Under Obama, Washington has dialed up efficiency in a big way. The corporate average fuel efficiency standard, which governs auto gas mileage, will rise to 35.5 m.p.g. in 2016 and 54.5 m.p.g. by 2025, enough to save 12 billion barrels of oil over the lifetime of the regulation. A decade after a cascading power failure led to a major blackout in the Northeast, the electrical grid is stronger and more resilient. Smart software can identify where energy waste is occurring, allowing utilities to reduce power use during peak periods like hot summer days, which in turn means fewer power plants need to be built and operated. All told, the U.S. gets twice as much economic value out of a single unit of energy today as it did in 1980, and we’ll keep getting more in the future. “You can look at natural gas, nuclear, new oil drilling,” says Ralph Cavanagh, a co-director of the energy program at the Natural Resources Defense Council, “and all of it together is less important than energy efficiency.”

Gambling With the Earth

In 1980 biologist and environmental icon Paul Ehrlich and conservative economist Julian Simon made a simple wager. Ehrlich bet that the price of five common metals would rise over the next decade, and Simon bet that the price would fall, with the loser paying the price change on a $1,000 bundle of the five metals. The bet was really a contest of visions. Ehrlich–a neo-Malthusian best known for his 1968 book The Population Bomb–believed that rising prices for materials would show that the world was headed toward scarcity and catastrophe. Simon believed that human creativity would always find ways to make basic resources cheaper and more widely available.
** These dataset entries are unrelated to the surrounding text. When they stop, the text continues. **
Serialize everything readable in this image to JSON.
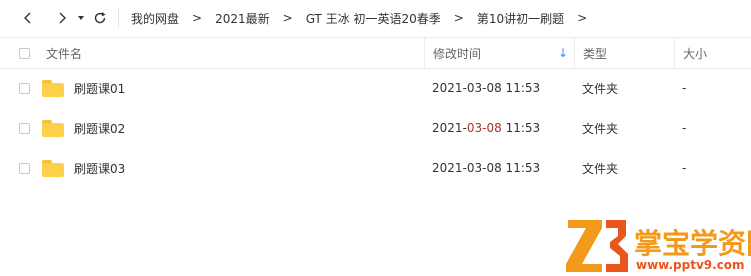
{
  "toolbar": {
    "back_icon": "chevron-left-icon",
    "forward_icon": "chevron-right-icon",
    "history_icon": "caret-down-icon",
    "refresh_icon": "refresh-icon",
    "breadcrumbs": [
      "我的网盘",
      "2021最新",
      "GT 王冰 初一英语20春季",
      "第10讲初一刷题"
    ],
    "separator": ">"
  },
  "header": {
    "name": "文件名",
    "date": "修改时间",
    "sort_indicator": "↓",
    "type": "类型",
    "size": "大小"
  },
  "files": [
    {
      "name": "刷题课01",
      "date": "2021-03-08 11:53",
      "type": "文件夹",
      "size": "-"
    },
    {
      "name": "刷题课02",
      "date_prefix": "2021-",
      "date_red": "03-08",
      "date_suffix": " 11:53",
      "type": "文件夹",
      "size": "-"
    },
    {
      "name": "刷题课03",
      "date": "2021-03-08 11:53",
      "type": "文件夹",
      "size": "-"
    }
  ],
  "watermark": {
    "title": "掌宝学资网",
    "url": "www.pptv9.com"
  },
  "colors": {
    "folder": "#fdd04a",
    "sort_arrow": "#3b8cf0",
    "logo_orange": "#f39a1b"
  }
}
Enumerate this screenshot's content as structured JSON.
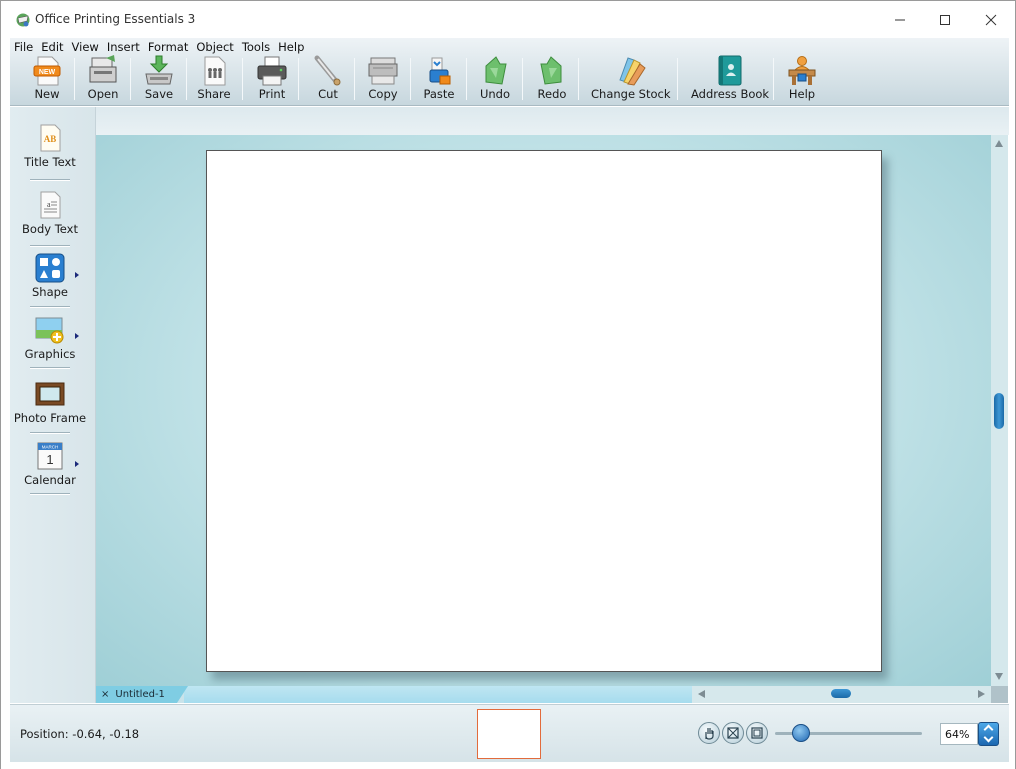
{
  "window": {
    "title": "Office Printing Essentials 3",
    "minimize": "—",
    "maximize": "☐",
    "close": "✕"
  },
  "menu": [
    "File",
    "Edit",
    "View",
    "Insert",
    "Format",
    "Object",
    "Tools",
    "Help"
  ],
  "toolbar": {
    "new": "New",
    "open": "Open",
    "save": "Save",
    "share": "Share",
    "print": "Print",
    "cut": "Cut",
    "copy": "Copy",
    "paste": "Paste",
    "undo": "Undo",
    "redo": "Redo",
    "change_stock": "Change Stock",
    "address_book": "Address Book",
    "help": "Help",
    "new_badge": "NEW"
  },
  "sidebar": {
    "title_text": "Title Text",
    "body_text": "Body Text",
    "shape": "Shape",
    "graphics": "Graphics",
    "photo_frame": "Photo Frame",
    "calendar": "Calendar",
    "title_icon_text": "AB",
    "calendar_month": "MARCH",
    "calendar_day": "1"
  },
  "document": {
    "tab_label": "Untitled-1",
    "tab_close": "×"
  },
  "status": {
    "position": "Position: -0.64, -0.18",
    "zoom": "64%"
  },
  "colors": {
    "accent_blue": "#1b6aa8",
    "thumbnail_border": "#e26b3c",
    "canvas_bg": "#bfe1e6"
  }
}
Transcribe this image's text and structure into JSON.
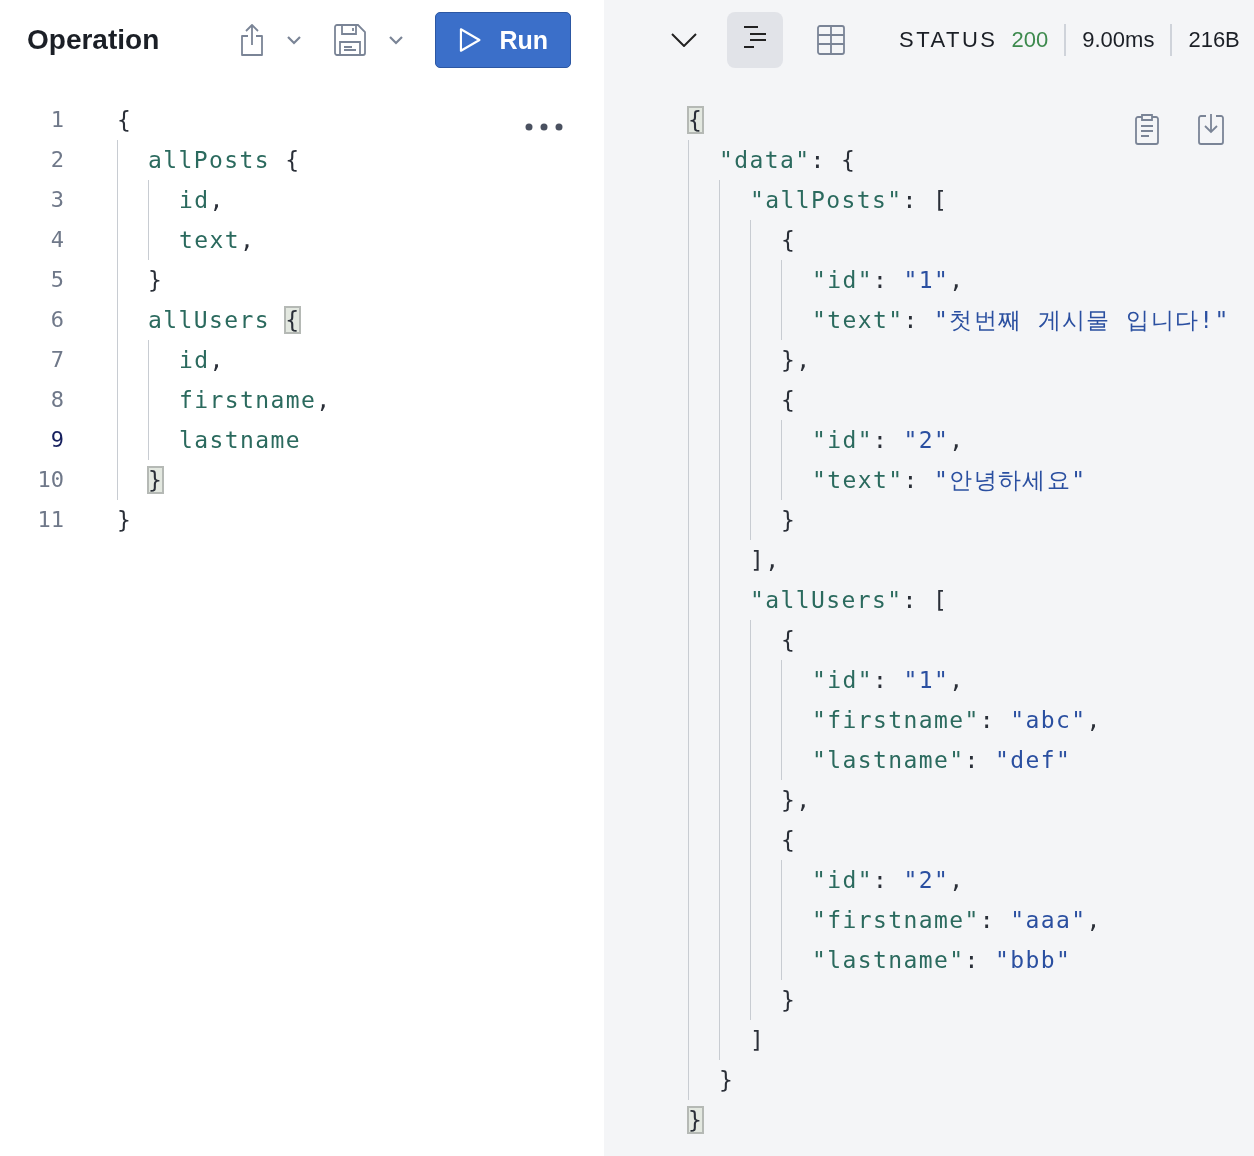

In 1990, Simon won the bet (and $576.07 from Ehrlich). Ever since, his vision has prevailed. Scarcity, by and large, gave birth to the new technologies that have ushered the U.S. into a time of relative energy abundance. Geology didn’t decide our destiny. Human ingenuity did. “Today we’ve got booming production of oil and natural gas, rapidly falling oil consumption and rising renewable energy,” says Michael Levi, a senior fellow at the Council on Foreign Relations. “It’s not just one boom. It’s several at the same time.”

But as Yale historian Paul Sabin notes in The Bet, his new book on the Simon-Ehrlich wager, “the lessons of the bet don’t extend to climate change.” The same innovations that have resurrected oil and gas production in the U.S. have extended the age of fossil fuels, making it that much more difficult to break free of them. A number of independent studies have suggested that the world has to stop emitting carbon dioxide by midcentury to avoid dangerous climate change. We’re not likely to get there if we keep inventing ways to extract and then burn the hydrocarbons still in the ground. “It appears that the good Lord has set up a real test for us,” says Bill McKibben, the writer-activist who helps lead the group 350.org “We have to decide if we want a habitable planet or not–and if we do, we can’t dig this stuff up.”

The threat of climate change is very real, and we now know that we’re ingenious enough to extract more than enough hydrocarbons to burn ourselves alive. McKibben is right. If we want a habitable world, we’ll need to choose it. Geology won’t do it for us.